Mr Gummer has already met with parish and town councils, and port officials, to agree a way forward and has outlined his proposals for stopping lorries overturning at the A14 junction in a letter to the councils.
Felixstowe Town Council will discuss the letter tonight , but bizarrely Trimley St Mary parish council refused to talk about it in public and decided it was a secret.
Mr Gummer said there was a unanimous view and a lot of frustration over the agency's plan for more white lines and signs, that it was "too little too late".
There is also anger that the port – which with the help of The Evening Star is putting together a warning leaflet for truckers – had had its offer to pay for flashing speed signs and cameras rejected.
"It is felt that the Highways Agency has been indifferent to their responsibilities, blaming unevenly loaded lorries as the main cause of accidents," said Mr Gummer.

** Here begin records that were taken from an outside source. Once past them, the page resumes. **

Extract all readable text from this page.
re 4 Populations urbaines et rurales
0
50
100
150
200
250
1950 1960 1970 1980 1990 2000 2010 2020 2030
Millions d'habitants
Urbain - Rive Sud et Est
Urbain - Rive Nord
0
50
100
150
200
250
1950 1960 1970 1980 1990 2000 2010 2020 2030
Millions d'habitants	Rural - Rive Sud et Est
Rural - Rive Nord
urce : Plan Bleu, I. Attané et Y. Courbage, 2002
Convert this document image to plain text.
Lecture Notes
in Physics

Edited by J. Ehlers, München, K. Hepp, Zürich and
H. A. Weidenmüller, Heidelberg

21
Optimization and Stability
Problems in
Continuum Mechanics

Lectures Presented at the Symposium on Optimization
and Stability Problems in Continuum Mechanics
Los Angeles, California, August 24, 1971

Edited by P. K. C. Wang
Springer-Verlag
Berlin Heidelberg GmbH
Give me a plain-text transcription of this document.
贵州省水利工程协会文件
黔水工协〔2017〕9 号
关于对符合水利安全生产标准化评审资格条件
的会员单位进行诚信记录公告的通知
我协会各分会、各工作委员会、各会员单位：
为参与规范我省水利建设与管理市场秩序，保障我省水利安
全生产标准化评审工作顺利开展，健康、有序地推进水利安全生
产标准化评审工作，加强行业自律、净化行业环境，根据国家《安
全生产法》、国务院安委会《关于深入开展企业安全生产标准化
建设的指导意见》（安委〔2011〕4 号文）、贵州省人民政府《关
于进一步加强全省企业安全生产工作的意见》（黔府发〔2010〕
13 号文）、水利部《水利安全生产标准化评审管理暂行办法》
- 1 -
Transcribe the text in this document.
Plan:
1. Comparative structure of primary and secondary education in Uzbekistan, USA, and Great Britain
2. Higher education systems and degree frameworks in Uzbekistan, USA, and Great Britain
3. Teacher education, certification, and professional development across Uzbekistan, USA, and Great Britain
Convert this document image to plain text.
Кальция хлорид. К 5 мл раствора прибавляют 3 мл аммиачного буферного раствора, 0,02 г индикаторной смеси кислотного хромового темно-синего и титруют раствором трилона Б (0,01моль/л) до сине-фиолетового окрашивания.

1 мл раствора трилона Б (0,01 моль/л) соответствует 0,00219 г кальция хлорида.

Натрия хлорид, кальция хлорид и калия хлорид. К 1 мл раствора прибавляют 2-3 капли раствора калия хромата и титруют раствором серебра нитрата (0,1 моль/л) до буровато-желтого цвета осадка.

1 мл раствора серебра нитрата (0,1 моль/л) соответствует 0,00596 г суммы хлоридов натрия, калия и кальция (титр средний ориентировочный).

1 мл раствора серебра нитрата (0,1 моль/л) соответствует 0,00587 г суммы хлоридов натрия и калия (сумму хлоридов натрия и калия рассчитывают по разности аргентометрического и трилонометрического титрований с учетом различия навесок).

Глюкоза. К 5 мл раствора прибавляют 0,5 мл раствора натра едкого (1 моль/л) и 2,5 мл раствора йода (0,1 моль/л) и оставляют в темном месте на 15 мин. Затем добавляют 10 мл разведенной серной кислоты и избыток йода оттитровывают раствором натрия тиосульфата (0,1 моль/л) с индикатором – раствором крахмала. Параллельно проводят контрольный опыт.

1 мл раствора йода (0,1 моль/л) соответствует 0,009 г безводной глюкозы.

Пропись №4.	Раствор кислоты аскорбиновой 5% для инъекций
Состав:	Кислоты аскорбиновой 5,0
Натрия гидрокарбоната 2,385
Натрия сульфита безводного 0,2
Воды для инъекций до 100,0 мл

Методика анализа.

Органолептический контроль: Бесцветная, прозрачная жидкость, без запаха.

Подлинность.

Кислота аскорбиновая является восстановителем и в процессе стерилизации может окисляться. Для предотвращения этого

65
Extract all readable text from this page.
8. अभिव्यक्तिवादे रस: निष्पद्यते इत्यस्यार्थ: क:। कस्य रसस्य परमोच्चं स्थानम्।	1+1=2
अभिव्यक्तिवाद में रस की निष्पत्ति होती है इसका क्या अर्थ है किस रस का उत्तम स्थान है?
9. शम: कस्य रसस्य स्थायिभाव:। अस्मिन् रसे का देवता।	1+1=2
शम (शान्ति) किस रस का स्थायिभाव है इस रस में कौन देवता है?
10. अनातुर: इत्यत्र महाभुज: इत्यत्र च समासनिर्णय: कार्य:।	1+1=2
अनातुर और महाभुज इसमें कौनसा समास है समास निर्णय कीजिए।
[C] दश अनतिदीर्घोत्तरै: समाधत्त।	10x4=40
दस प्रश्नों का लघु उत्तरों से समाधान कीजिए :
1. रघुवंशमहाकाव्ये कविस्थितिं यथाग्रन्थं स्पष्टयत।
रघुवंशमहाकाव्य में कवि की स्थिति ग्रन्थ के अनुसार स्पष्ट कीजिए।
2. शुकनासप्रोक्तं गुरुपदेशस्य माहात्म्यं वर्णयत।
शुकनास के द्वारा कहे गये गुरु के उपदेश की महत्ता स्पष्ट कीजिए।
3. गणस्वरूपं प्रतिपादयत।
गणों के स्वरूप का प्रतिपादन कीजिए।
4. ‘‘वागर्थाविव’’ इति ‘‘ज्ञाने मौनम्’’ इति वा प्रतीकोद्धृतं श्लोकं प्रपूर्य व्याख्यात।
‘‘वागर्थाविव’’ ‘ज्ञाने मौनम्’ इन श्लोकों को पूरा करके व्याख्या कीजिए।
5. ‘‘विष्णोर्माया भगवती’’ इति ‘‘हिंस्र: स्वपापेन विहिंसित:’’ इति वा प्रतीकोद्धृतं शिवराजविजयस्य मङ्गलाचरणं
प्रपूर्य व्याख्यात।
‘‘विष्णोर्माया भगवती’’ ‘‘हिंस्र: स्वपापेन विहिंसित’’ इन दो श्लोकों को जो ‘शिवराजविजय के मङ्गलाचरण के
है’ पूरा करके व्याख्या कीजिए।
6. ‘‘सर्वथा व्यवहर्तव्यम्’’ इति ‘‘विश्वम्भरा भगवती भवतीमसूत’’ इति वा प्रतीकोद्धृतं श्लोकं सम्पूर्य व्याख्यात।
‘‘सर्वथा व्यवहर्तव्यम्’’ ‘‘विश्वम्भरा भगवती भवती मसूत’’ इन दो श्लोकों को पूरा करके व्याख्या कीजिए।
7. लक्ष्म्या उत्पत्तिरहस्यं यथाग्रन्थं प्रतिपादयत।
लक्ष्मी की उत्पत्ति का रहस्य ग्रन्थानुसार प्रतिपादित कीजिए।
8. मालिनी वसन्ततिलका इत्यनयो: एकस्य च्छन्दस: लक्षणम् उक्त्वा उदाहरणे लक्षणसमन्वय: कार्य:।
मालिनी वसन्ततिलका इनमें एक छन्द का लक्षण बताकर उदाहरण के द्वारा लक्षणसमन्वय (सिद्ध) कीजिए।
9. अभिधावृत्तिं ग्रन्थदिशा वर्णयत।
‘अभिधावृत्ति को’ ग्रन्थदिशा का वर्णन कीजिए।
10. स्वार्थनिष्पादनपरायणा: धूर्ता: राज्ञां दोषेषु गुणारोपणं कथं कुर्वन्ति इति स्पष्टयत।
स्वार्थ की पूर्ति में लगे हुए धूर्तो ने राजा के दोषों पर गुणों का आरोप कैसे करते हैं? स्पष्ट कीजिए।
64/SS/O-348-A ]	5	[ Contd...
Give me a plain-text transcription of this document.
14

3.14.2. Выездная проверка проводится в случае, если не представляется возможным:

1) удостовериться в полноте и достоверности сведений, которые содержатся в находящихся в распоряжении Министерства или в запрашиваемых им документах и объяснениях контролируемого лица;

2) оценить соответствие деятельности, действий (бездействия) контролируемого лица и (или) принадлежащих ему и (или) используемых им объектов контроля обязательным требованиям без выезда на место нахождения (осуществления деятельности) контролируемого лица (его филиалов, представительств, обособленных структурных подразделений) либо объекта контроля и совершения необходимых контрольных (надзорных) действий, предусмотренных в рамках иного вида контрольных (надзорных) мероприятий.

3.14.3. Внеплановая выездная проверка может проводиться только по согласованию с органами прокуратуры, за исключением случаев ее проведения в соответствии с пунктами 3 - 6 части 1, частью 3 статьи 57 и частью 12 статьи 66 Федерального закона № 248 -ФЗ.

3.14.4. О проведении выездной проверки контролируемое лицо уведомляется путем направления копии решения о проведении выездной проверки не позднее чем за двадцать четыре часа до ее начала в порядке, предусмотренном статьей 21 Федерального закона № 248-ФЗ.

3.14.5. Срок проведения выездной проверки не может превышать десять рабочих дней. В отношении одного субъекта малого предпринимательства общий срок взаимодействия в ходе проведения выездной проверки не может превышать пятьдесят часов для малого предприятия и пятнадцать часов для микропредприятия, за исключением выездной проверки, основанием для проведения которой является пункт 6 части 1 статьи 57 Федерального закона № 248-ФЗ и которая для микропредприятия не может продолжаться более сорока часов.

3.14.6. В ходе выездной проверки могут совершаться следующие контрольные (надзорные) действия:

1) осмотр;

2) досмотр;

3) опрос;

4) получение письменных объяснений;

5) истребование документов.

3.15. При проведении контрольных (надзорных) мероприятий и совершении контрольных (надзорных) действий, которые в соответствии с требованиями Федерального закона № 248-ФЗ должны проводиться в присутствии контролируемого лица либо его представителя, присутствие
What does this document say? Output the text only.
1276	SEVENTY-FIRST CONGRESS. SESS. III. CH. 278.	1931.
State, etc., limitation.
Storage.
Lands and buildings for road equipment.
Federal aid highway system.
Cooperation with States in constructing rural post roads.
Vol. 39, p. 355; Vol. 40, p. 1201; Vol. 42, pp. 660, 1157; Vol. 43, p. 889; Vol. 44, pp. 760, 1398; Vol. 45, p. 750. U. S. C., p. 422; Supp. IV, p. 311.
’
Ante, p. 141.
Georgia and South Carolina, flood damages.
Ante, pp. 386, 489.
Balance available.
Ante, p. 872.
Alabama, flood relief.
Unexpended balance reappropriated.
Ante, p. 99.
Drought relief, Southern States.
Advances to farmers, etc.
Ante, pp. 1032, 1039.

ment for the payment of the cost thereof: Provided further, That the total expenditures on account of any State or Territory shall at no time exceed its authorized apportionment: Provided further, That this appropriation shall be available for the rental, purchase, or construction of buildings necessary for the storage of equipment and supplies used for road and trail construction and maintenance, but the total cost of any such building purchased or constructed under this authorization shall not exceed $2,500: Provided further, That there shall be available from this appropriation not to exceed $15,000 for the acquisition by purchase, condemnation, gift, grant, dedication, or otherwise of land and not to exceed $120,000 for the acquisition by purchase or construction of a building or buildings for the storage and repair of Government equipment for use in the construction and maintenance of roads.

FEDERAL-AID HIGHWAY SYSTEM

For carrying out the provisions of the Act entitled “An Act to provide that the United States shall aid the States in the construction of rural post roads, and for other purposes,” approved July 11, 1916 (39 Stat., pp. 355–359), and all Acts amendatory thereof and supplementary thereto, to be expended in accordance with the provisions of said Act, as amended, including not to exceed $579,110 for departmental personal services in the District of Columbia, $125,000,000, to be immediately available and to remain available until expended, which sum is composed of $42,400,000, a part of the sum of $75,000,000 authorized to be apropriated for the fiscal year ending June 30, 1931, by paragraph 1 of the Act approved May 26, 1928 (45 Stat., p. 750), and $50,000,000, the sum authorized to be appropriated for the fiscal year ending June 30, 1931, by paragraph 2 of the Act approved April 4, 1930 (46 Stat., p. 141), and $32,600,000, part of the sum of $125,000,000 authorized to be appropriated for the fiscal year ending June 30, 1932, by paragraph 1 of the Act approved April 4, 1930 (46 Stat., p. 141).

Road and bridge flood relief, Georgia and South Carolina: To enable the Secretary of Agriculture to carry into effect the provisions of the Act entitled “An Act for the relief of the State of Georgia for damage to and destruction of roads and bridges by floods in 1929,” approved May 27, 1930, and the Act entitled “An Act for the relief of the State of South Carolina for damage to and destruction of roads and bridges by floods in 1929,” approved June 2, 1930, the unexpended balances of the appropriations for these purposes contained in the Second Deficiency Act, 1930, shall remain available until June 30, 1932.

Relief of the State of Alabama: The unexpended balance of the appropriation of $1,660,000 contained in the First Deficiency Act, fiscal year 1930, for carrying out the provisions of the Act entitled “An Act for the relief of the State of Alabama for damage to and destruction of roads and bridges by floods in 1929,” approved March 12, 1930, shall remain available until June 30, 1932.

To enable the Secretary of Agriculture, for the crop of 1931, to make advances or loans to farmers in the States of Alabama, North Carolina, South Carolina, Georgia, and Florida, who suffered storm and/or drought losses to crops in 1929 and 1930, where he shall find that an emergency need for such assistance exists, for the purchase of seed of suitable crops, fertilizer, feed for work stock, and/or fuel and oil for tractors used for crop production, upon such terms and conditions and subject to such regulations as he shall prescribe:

"As we know of no other roundabout with such an accident record, we do not feel that the present position can continue.
"Overturning lorries, for whatever reason, appear set to continue and it seems sensible to keep lorries to the outside lane of the roundabout – any overturning lorries would fall the verge reducing the danger to fellow road users.
"While accepting on the grounds of cost that this outdated roundabout is unlikely to be replaced in the near future, we would like to see considered ways to separate local and dock bound traffic."
There have been 19 accidents in six years of lorries rolling over or shedding their loads at the A14 junction.
In the worst motorist Martin O'Sullivan was killed when a lorry toppled and crushed his BMW in the inside lane. A stark wooden cross marks the point.
The Highways Agency insists there is no problem with the roundabout and the crashes are down to driver error, faulty vehicles and poor loading.